Before you add them to the list in the above loop, why don't you check
if(!cutomers.contains(accounts.get(i).getCustomer())
{
//add them if it doesn't contain
}
It should save you from doing the second loop
Edit: Need to override the equals method.
So, about doing this right:
Your Customer objects should have an equals() and hashCode() method, which do the comparison. (Or you simply would have only one Customer object for each customer, which would mean your data model would have to be adjusted. Then the default hashCode/equals would do.)
If you have this, you can replace your three nested ifs with one:
if(customers.get(i).equals(customers.get(j)) {
customers.remove(j);
}
This would not yet solve your problem, but make it easier to have a clearer look on it. If
you look at which objects are compared to which others, you will see that after each removal
of an object from the list, the next one has the same index as the one which you just removed,
and you will not compare the current object to it. As said, j-- after the removal will solve this.
A more performant solution would be using a Set (which is guaranteed not to contain duplicates).

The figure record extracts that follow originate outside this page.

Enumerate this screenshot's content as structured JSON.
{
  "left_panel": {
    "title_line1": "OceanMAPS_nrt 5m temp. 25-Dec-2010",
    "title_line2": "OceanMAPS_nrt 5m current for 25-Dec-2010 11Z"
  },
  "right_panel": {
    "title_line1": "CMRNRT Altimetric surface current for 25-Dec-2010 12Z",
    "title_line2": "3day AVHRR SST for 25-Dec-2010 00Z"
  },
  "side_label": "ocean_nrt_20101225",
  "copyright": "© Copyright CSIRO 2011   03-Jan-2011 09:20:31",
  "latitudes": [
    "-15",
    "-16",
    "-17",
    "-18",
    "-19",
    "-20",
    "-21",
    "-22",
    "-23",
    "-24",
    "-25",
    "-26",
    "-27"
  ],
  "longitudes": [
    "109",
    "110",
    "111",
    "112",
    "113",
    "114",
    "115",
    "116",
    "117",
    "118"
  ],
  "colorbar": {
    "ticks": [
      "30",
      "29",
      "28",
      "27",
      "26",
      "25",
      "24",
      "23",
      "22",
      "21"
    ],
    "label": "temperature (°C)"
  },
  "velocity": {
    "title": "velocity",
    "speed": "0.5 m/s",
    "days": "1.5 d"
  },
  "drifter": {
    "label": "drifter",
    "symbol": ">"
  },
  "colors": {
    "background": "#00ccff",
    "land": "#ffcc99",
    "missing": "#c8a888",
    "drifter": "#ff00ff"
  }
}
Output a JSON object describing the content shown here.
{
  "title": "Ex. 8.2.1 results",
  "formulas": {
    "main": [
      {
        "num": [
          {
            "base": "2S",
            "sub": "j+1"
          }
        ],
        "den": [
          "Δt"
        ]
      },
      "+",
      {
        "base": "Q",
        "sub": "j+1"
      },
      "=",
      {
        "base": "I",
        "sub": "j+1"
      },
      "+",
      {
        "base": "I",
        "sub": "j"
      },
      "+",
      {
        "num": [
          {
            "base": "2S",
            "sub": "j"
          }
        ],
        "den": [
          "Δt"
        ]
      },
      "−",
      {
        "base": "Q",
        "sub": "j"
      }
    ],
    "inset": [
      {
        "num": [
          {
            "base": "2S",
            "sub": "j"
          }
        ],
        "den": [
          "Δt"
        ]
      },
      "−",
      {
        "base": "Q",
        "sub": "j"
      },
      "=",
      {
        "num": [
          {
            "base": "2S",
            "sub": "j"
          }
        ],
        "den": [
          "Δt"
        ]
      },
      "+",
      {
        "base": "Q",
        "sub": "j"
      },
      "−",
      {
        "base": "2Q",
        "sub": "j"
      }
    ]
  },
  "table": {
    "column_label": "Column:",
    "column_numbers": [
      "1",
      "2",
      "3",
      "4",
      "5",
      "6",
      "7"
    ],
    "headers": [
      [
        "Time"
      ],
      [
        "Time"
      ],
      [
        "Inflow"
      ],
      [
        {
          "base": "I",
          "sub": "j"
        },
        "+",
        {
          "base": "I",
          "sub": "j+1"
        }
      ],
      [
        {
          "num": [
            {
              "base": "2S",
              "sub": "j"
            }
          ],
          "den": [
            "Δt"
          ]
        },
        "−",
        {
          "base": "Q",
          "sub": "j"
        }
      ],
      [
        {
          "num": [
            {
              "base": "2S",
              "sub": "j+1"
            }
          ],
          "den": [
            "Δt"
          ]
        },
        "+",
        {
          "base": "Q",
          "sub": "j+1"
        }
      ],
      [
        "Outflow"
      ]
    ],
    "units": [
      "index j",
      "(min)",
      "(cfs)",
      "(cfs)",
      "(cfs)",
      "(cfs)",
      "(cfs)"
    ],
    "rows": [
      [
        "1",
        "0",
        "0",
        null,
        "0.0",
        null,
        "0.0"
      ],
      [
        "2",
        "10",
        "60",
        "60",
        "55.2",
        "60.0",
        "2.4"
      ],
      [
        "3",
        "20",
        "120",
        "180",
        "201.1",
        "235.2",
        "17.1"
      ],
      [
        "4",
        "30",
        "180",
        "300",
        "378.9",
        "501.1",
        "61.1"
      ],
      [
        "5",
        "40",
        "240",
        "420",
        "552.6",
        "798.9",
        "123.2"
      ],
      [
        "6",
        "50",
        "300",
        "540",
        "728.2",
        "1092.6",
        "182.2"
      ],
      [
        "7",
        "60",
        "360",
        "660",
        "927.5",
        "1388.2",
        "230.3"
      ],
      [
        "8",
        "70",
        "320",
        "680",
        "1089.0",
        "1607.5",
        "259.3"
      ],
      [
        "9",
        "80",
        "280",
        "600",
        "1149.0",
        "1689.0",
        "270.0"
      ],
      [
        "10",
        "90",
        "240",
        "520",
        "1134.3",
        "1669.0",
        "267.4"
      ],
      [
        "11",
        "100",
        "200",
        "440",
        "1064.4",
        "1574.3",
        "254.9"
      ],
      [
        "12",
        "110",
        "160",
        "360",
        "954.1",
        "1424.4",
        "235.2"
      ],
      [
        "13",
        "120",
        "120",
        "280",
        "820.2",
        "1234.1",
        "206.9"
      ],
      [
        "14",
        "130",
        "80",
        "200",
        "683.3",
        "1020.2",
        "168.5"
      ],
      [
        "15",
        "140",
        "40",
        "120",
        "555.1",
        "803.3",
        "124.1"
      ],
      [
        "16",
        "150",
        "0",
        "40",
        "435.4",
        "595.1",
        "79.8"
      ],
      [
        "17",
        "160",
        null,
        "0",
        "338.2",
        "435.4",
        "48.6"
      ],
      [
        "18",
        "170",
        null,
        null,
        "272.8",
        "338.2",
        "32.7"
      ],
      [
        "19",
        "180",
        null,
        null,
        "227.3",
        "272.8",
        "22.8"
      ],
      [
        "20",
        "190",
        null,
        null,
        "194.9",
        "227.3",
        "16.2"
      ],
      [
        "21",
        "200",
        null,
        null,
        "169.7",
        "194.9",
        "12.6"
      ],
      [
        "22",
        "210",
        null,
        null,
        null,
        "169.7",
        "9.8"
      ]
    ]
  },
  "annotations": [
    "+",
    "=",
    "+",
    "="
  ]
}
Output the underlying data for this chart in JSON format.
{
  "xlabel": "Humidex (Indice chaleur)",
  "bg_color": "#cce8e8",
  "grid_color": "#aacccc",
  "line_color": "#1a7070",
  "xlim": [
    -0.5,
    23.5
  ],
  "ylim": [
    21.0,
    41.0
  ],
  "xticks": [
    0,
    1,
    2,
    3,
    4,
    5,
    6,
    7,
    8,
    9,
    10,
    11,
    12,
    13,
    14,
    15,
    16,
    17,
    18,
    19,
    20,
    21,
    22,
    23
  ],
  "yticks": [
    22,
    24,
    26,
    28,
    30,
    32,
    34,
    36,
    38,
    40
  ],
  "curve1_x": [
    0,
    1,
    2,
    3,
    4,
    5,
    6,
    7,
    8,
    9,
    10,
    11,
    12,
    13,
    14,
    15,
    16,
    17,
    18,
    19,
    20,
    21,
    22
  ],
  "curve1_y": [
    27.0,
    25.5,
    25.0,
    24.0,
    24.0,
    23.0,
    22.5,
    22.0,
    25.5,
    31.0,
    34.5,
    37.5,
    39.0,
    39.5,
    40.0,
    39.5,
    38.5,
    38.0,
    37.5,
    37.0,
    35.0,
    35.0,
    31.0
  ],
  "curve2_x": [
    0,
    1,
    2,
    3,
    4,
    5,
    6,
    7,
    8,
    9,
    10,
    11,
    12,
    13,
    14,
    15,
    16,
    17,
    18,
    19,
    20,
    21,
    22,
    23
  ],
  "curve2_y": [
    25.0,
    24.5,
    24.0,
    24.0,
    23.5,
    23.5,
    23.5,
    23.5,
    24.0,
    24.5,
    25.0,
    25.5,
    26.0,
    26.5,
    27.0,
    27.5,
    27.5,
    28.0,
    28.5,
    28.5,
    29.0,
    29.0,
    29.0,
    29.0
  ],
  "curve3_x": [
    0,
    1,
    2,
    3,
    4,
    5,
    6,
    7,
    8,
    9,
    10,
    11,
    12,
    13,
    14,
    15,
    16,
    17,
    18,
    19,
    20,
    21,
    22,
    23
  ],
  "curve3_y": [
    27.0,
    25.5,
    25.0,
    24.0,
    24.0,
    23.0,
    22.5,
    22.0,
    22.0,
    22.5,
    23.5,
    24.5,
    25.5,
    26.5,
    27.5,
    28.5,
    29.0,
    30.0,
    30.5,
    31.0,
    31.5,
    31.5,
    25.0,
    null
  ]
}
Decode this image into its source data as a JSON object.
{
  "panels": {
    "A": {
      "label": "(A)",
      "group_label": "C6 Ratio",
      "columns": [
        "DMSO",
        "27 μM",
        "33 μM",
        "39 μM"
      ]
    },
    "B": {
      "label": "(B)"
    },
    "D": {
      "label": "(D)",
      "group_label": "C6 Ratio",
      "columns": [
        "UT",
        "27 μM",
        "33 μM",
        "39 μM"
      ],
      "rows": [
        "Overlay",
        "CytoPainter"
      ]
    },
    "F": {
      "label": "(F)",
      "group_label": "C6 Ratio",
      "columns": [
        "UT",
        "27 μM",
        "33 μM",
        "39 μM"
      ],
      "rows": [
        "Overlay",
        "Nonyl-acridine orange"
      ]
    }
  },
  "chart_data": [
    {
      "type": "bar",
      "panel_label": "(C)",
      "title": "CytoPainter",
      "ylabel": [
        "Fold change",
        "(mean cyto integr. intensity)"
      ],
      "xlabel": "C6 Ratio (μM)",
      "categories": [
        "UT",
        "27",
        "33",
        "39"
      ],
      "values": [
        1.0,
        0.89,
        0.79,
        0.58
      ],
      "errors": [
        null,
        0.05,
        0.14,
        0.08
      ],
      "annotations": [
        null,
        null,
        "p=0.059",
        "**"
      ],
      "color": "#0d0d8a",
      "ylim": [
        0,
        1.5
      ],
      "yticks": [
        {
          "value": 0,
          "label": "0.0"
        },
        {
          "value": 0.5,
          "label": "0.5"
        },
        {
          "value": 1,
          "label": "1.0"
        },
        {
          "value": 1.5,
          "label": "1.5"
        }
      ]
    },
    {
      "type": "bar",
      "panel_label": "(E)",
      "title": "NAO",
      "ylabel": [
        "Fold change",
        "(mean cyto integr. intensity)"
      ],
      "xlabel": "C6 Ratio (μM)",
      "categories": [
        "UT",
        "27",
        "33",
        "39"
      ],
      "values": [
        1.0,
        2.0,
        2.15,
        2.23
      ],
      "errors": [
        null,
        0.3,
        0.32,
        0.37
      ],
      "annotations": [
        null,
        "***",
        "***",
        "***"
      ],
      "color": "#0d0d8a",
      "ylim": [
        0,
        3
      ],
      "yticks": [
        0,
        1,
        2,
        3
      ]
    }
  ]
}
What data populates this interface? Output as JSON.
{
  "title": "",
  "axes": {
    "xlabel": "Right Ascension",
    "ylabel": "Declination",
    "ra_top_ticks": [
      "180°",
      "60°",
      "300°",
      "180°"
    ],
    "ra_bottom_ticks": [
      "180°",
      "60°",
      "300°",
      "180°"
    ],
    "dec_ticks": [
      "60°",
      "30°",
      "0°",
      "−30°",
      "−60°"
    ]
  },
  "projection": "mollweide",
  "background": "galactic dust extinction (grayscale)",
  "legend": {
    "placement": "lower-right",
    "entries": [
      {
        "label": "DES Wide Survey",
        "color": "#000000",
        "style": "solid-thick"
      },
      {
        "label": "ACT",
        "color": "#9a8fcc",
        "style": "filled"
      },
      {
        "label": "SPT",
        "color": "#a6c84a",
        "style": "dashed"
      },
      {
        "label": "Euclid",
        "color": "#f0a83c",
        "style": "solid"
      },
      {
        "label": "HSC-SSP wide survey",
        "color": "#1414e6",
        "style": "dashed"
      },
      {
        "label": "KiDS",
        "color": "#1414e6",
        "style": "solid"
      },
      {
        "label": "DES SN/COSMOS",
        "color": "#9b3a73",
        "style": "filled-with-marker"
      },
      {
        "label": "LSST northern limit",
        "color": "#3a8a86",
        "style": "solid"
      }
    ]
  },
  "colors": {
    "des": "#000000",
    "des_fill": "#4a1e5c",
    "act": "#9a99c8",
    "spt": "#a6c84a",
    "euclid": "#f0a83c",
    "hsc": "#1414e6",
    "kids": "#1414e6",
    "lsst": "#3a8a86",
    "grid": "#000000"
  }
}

In your case, a HashSet<Customer> or LinkedHashSet<Customer> (if you care about the order)
will do fine.
Then your whole code comes down to this:
Set<Customer> customerSet = new HashSet<Customer>();
for(Account acc : accounts){
customerSet.add(acc.getCustomer());
}
List<Customer> customers = new ArrayList<Customer>(customerSet);
If you don't really need a list (i.e. indexed access), ommit the last line and simply
use the set instead.
My first thought was to use Sets, as others have mentioned. Another approach would be to use Java's version of the foreach, instead of using indexes. A general approach:
public static ArrayList removeDuplicates(ArrayList origList) {
ArrayList newList = new ArrayList();
for (Object m : origList) {
if (!newList.contains(m)) {
newList.add(m);
}
}
return newList;
}
In testing, I just used Strings; I'd recommend inserting Customer into the code where appropriate for type safety.